Contact is primarily for the benefit of the children and as ''children of the family'' - whether your partner''s or not - they have a right to have contact with the person who they know as their father.
Should your partner have a paternity test? Does the result have any effect upon how he feels about them? If not, don''t bother.
I sounds like she is using this uncertainty as a means of controlling your partner. Obviously he shouldn''t allow that to happen, as they may well both be his biological children, and they need their father.
I think that you need specialist legal advice, so that you are fully aware of the possible outcomes and implications. But one thing to consider is that his ex might not really want to whole world knowing, if one of them isn''t his. I mean, it doesn''t reflect very well on her, does it? She might not be in a rush to drop that bombshell.
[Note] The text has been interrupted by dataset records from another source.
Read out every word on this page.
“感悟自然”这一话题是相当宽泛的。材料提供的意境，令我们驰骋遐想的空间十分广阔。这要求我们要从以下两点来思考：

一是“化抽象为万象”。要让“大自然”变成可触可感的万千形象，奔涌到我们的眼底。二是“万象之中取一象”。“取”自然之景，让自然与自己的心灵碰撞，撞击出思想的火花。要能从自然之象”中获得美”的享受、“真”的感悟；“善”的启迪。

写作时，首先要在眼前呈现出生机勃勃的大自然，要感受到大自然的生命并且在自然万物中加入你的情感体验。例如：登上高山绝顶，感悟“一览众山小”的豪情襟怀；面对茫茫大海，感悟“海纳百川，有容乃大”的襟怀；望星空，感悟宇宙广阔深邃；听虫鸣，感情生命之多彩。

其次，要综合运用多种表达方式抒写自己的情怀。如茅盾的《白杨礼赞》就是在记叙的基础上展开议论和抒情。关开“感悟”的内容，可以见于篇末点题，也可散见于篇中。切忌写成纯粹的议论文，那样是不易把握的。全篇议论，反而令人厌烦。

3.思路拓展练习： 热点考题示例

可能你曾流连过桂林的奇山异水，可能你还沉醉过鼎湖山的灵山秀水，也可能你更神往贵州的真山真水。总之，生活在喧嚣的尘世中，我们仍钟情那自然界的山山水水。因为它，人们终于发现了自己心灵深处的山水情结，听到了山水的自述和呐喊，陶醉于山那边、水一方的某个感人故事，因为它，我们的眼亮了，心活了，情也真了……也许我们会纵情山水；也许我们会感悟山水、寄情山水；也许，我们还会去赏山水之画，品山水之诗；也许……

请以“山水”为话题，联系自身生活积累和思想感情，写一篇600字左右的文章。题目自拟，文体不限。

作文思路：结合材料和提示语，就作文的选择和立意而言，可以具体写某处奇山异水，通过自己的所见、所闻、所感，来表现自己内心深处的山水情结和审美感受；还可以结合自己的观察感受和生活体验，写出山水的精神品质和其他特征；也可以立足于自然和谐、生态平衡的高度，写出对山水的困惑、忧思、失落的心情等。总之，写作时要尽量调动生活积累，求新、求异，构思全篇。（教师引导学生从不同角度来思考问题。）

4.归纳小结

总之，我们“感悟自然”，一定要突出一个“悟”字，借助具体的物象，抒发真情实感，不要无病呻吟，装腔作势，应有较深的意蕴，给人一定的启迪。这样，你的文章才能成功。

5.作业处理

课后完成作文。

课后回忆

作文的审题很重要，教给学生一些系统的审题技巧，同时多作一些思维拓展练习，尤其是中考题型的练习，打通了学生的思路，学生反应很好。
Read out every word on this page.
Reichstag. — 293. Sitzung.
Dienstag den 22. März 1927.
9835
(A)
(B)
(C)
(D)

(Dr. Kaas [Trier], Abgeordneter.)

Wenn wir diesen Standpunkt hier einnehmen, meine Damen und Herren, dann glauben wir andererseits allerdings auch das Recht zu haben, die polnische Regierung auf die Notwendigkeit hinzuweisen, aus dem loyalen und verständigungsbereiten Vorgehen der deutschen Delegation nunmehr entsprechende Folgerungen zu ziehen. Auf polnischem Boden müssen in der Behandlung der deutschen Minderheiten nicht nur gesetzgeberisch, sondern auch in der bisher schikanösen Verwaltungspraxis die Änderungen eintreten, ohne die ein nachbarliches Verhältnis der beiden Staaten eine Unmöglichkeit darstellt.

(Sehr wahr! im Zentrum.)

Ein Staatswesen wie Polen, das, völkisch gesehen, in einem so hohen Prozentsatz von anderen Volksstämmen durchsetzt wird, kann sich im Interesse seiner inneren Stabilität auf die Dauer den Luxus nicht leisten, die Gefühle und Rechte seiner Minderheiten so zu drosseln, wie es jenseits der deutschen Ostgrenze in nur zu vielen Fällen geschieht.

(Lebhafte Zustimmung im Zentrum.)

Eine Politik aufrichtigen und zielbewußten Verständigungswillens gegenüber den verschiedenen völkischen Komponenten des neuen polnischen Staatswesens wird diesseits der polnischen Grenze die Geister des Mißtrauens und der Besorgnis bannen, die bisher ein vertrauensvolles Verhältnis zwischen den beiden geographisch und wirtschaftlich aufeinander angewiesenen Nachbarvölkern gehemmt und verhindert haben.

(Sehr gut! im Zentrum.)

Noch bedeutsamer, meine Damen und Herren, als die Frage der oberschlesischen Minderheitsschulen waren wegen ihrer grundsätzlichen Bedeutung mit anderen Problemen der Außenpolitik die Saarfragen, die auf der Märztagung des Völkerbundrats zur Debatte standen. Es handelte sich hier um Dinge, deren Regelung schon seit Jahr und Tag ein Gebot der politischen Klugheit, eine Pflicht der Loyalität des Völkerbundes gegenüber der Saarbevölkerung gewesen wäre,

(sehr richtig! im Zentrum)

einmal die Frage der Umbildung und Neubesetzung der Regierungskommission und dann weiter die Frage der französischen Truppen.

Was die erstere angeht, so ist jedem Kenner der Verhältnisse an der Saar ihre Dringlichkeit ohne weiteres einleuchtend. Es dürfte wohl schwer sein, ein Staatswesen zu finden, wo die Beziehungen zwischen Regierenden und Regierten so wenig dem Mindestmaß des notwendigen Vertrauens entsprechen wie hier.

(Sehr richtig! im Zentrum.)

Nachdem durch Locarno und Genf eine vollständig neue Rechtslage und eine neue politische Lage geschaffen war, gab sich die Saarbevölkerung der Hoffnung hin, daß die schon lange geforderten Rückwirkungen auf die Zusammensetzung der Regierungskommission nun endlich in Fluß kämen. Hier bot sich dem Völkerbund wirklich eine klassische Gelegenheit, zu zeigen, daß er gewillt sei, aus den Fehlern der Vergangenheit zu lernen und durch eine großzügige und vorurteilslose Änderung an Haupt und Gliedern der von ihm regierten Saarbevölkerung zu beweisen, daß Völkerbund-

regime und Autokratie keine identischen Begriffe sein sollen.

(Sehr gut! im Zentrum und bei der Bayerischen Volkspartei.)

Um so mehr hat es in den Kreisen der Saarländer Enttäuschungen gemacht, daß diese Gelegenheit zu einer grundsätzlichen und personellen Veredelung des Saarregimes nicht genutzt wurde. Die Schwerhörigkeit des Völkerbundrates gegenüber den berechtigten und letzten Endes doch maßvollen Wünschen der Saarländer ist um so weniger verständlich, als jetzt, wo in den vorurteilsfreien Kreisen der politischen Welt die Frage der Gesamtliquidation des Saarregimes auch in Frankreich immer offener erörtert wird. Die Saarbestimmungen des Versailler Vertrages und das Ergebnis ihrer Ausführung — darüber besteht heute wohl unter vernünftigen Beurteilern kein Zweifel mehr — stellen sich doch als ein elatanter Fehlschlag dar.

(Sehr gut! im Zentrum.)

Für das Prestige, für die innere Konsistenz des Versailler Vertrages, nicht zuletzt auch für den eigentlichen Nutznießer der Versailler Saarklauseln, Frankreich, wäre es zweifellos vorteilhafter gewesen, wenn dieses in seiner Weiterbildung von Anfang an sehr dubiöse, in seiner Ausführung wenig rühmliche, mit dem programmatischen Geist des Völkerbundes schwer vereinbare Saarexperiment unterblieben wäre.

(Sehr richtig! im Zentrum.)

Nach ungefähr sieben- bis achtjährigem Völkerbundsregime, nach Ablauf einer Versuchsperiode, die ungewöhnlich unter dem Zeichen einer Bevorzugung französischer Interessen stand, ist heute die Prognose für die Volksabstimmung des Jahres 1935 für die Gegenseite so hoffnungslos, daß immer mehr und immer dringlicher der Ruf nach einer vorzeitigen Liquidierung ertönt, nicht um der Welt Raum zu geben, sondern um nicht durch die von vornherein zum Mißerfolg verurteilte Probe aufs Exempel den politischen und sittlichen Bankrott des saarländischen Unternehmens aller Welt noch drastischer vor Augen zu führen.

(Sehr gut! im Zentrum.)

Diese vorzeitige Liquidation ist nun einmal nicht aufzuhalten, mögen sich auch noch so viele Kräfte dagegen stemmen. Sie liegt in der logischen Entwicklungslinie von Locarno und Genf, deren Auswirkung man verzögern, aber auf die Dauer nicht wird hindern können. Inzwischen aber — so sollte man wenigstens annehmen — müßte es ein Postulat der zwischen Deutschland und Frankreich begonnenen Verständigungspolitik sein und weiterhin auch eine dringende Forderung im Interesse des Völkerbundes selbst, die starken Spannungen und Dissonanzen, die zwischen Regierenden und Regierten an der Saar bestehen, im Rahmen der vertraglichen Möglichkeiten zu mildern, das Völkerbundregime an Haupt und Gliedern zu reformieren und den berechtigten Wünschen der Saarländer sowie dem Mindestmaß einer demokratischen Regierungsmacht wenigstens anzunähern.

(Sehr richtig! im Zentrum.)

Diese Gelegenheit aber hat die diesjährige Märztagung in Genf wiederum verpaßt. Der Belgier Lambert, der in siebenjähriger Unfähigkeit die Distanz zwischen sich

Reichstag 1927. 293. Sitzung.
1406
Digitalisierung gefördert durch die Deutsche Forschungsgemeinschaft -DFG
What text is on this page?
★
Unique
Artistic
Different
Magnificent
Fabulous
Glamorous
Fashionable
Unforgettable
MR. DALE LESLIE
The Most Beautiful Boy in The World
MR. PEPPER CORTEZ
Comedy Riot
Charles - No, it wouldn''t affect how he feels about them. However, if he leaves it and in 2/3 years his wife reveals one/both aren''t his then it will be much harder on everyone and she would remove him from their lives.
DrDaddy - She doesn''t care what people think of her, scoring points on my partner would outweigh public opinion unfortunately.
Soulruler - Yes he pays maintenance for the children. He would be happy to continue to do so and see them even if one/both wasn''t biologically his, but the question is whether he''d legally have any right to do so?
I think he needs to take urgent advice very quickly. If he can prove that he was deceived by his wife and his wife''s new disclosures (meant to hurt no doubt) are correct and that he wouldn''t want to support a child that is not his then the sooner he establishes this the better.
I would think that if it is proven then he is not going to be allowed any involvement in the children''s lifes especially if as a result the money by way of support dries up.
I think he needs urgent advice and needs to get the conversations down in writing and if possible a response from the ex.
It would be "good" if she then denied that she had alleged that the children were not his and then a test proved that they weren''t as then basically she would be seen in true light.
I think it must be a heartbreaking decision for your partner - I can see that if they were still together he would accept them as his but under the circumstance of separation I also think maybe it is better for him to find out now and take the appropriate action.
It may be that he is the biological father of one or both and of course that will also be a very hard thing to take (by which I mean the horrible allegation from the ex that they are not his).
I would add that I have come across cases on this site where men have accepted that children were theirs when they were not and then made to continue to support them financially as they had not established early on that they did not wish to support financially and emotionally children that were not biologically theirs - sort of adoption by proxy.
So I think your partner needs to take action now otherwize this is likely to plague him in many ways for a long time (and will obviously affect you also).